England ist nach Auskunft der Industrie- und Handelskammer (IHK) der größte Exportmarkt des Saarlandes, noch vor Frankreich. Das liege vor allem an der Kfz-Branche, sagt IHK-Geschäftsführer Oliver Groll. Von den 2,72 Milliarden Euro Exportvolumen im vorigen Jahr - 18 Prozent der Saar-Exporte - sind 1,66 Milliarden Euro Autos und Wohnmobile. Autoteile steuern weitere 582 Millionen Euro bei. Letztlich seien es vor allem Ford und die Autozulieferer , die bei einem Brexit betroffen wären. Ford Europa äußert sich pragmatisch: "Wir glauben, dass Stabilität am ehesten dadurch erreicht würde, dass Großbritannien ein Mitglied der EU bleibt", lässt Sprecherin Ragah Dorenkamp mitteilen.
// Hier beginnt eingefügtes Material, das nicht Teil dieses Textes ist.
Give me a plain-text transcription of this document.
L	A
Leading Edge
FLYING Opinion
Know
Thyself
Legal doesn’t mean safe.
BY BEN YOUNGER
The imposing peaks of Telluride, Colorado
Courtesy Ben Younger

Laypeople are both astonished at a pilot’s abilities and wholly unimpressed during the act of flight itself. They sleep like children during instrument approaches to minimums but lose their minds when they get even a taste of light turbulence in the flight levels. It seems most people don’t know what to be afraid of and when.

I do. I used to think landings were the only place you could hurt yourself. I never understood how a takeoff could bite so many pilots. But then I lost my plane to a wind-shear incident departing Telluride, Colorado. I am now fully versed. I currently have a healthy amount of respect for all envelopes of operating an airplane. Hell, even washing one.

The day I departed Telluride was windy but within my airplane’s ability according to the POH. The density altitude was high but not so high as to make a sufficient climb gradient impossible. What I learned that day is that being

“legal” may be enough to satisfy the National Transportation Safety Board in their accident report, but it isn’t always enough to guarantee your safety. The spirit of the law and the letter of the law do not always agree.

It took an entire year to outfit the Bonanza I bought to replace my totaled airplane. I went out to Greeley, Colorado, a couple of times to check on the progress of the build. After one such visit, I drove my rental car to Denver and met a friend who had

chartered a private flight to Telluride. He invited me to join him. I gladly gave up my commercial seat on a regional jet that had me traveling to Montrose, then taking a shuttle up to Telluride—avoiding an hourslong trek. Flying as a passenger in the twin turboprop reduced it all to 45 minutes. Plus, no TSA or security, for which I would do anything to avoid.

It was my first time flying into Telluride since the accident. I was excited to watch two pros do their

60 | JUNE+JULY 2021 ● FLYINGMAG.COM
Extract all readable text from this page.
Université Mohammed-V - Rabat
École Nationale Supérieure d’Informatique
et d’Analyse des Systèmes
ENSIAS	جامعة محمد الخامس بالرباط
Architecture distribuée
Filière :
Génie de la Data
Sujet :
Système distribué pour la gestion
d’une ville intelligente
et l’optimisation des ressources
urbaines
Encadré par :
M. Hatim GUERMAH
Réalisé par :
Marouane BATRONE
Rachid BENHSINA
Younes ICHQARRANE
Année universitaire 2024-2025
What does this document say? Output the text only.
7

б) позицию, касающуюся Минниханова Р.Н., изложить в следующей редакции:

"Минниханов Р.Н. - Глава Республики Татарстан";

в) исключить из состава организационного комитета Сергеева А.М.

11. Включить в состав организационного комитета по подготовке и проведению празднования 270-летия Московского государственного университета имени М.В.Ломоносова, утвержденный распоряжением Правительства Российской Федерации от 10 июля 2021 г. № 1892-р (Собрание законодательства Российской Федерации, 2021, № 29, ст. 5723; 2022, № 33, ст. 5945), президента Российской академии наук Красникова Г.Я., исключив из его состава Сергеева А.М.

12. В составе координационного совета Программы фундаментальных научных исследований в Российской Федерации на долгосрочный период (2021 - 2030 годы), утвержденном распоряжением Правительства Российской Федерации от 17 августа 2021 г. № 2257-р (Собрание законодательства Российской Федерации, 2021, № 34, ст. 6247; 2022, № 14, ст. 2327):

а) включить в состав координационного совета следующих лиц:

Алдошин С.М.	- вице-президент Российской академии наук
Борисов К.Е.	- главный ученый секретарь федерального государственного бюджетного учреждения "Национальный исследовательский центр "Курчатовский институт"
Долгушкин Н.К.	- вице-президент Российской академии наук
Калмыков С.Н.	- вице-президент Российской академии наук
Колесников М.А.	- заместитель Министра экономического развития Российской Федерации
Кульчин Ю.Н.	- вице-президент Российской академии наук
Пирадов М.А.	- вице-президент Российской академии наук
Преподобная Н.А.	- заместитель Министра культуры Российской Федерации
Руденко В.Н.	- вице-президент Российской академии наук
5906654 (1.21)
Der Autozulieferer ZF, der in Saarbrücken eines seiner größten Werke betreibt, prüft nach Aussage von Sprecherin Karin Markenstein zwar mögliche Folgen, hält aber eine seriöse Vorhersage nicht für möglich. ZF hat Lieferbeziehungen zu mehreren Autoherstellern in Großbritannien und beschäftigt im Land rund 3000 Mitarbeiter. Die Fertigung vor Ort wäre bei einem Brexit wohl weniger betroffen, sagt Markenstein, Importe nach Großbritannien könnten aber schon leiden. Auswirkungen erwartet auch Andreas Wintrich vom Autozulieferer KTP aus Bous. Das Unternehmen baut seit drei Jahren mit steigendem Erfolg sein Engagement auf der Insel aus, sagt der KTP-Chef. "Mögliche Hindernisse, ausgelöst durch einen Brexit, würde die durchaus positive Entwicklung wahrscheinlich negativ belasten."

Joachim Malter, Hauptgeschäftsführer der Vereinigung der Saarländischen Unternehmensverbände (VSU), geht davon aus, dass auch nach einem Brexit der Handel mit England sich wieder einpendelt. Jedoch müssten die Briten die Bedingungen dann neu mit der EU verhandeln.